In all these court cases that you’re involved in, these attorneys are acting as private debt collectors. What they’re doing is collecting money from you as private debt collectors with no license or bond; this is unlawful.
They perform these illicit practices through what is called a Warrant of Attorney. Black’s law dictionary of 1856 defines a warrant of an attorney. Its like a writ of execution. Its like a put or a call. When you do a margin call that means they use it to buy equity securities.
This is because they securitize everything that you file into court which means they turn it into a negotiable instrument. Then they sell it as a commercial item.
These commercial liens are classified as distressed debt (Unifund), and some of the same debt collectors, buy up all these court judgments as distressed debt. Then they put them into hedge funds and they sell them to investors globally.
Of course when you get into selling debt instruments you’re creating a security risk. Anytime you get into risk management you have to have re-insurance. That’s where Luer Hermes comes in. They’re an underwriting company. And they’re a sub division of Alliance SE out of Munich Germany. And they’re the US agency that acts as a bond holder for Alliance SE is PIMCO bonds who takes all your securities, pool them. This is the same financial tactics they use on these mortgage loans, all of this is explained on their web site.
All of your mortgage loans are securities. The notes have a maturity of more than 9 months so they’re a security by definition. If you go to title 15 section 77 A b 1 it tells you that any note with a maturity of more than 9 months is a security by legal definition and is considered as an investment contract. So when you sign and endorse these notes as the drawer and the maker you’re in an investment contract. Your signature created a security. They take the security and they securitize it (as soon as they endorse it for payment, they’ve securitized it). The loan is no longer secured. They’ve collapsed the trust and there’s no corpus in the trust under probate law. Now they turn around and sell it as a mortgage backed security (PIMCO takes the mortgage backed security pools over and sells them as bonds). So bonds actually come from pooled securities. These bonds are then sold on the TBA market globally.

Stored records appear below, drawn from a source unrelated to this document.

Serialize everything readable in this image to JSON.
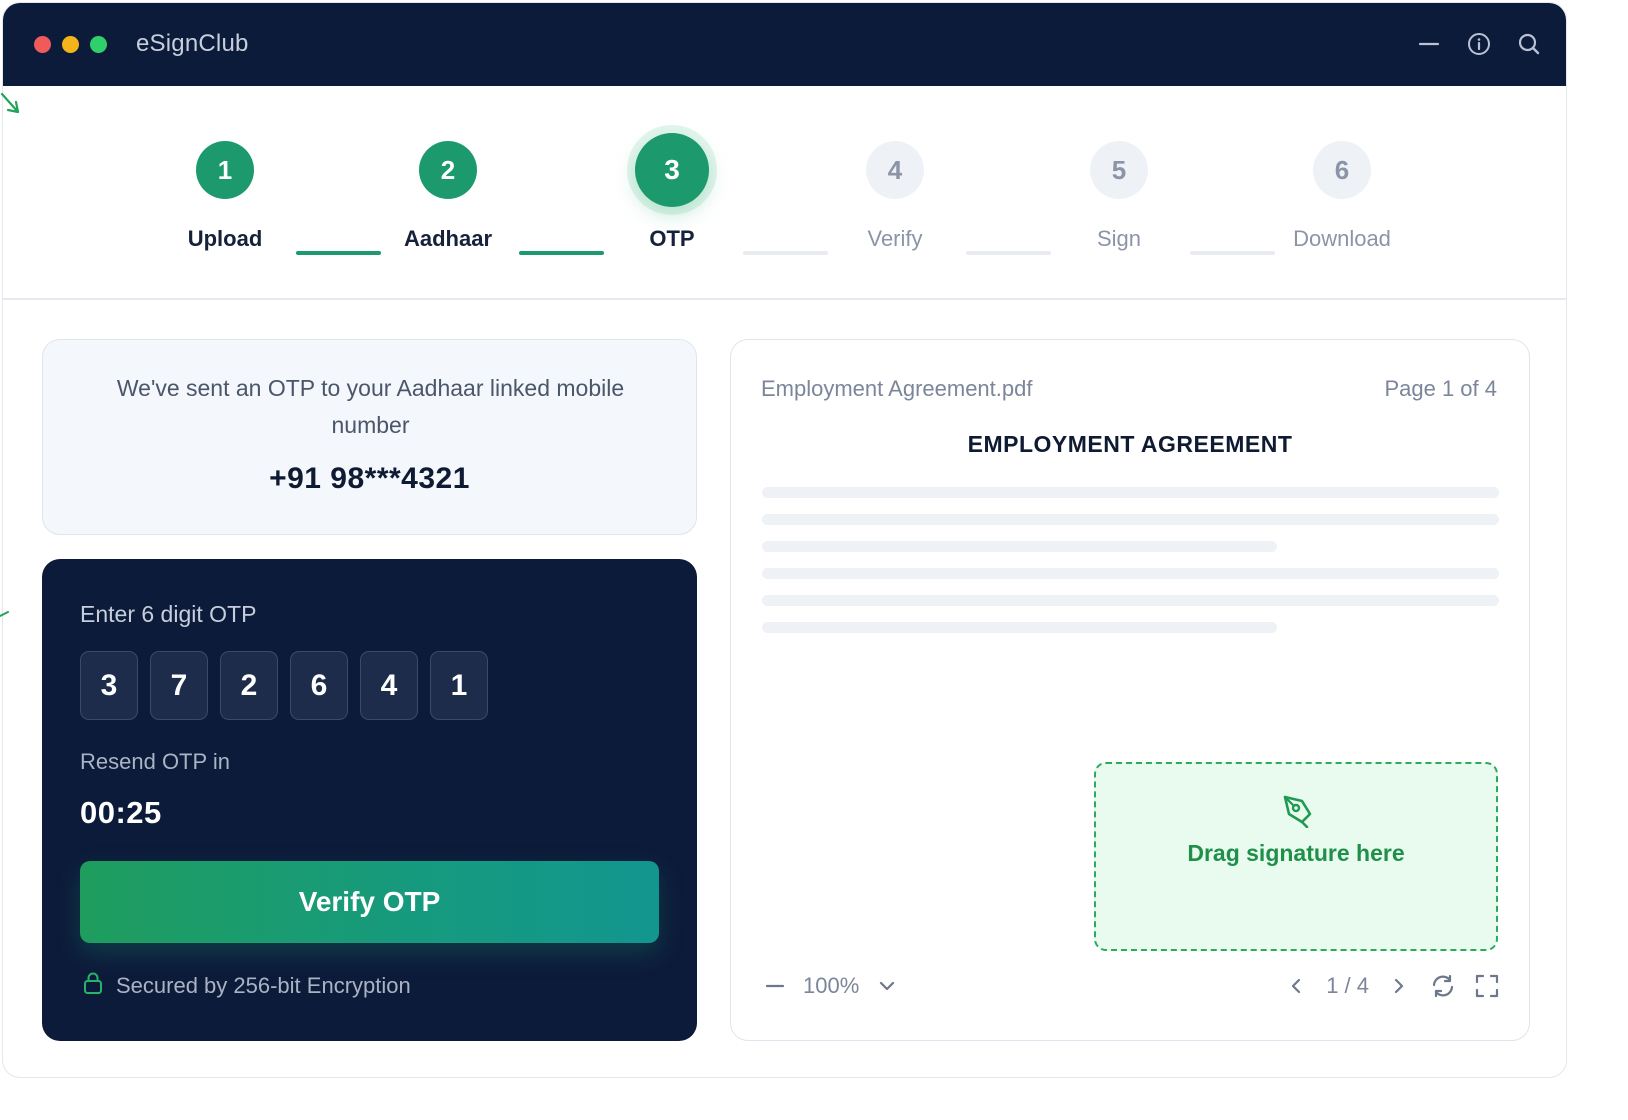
{
  "window": {
    "title": "eSignClub",
    "traffic_lights": [
      "#ef5b5b",
      "#f3b51a",
      "#2fcf6b"
    ],
    "icons": [
      "minimize-icon",
      "info-icon",
      "search-icon"
    ]
  },
  "stepper": {
    "steps": [
      {
        "number": "1",
        "label": "Upload",
        "state": "done"
      },
      {
        "number": "2",
        "label": "Aadhaar",
        "state": "done"
      },
      {
        "number": "3",
        "label": "OTP",
        "state": "active"
      },
      {
        "number": "4",
        "label": "Verify",
        "state": "todo"
      },
      {
        "number": "5",
        "label": "Sign",
        "state": "todo"
      },
      {
        "number": "6",
        "label": "Download",
        "state": "todo"
      }
    ]
  },
  "otp_info": {
    "message": "We've sent an OTP to your Aadhaar linked mobile number",
    "phone": "+91 98***4321"
  },
  "otp_entry": {
    "label": "Enter 6 digit OTP",
    "digits": [
      "3",
      "7",
      "2",
      "6",
      "4",
      "1"
    ],
    "resend_label": "Resend OTP in",
    "timer": "00:25",
    "verify_button": "Verify OTP",
    "secure_text": "Secured by 256-bit Encryption"
  },
  "document": {
    "file_name": "Employment Agreement.pdf",
    "page_indicator": "Page 1 of 4",
    "title": "EMPLOYMENT AGREEMENT",
    "signature_zone": "Drag signature here",
    "zoom": "100%",
    "pager": "1 / 4"
  },
  "colors": {
    "navy": "#0d1b3a",
    "accent_green": "#1c9a6e",
    "signature_green": "#1f8f4a"
  }
}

And all these courts are involved in that. And the only time you can stop them is when you make them liable and that’s what I’ve been doing. I do a letter Rogatory which is a letter of instruction under the Hague convention. And its under title 18 section 1781 and Federal Rules of Civil Procedure I believe its 28 B. And you tell them what you want them to do. You make a contract with them. When you go into these courts you contract with them. And they run out of the court room.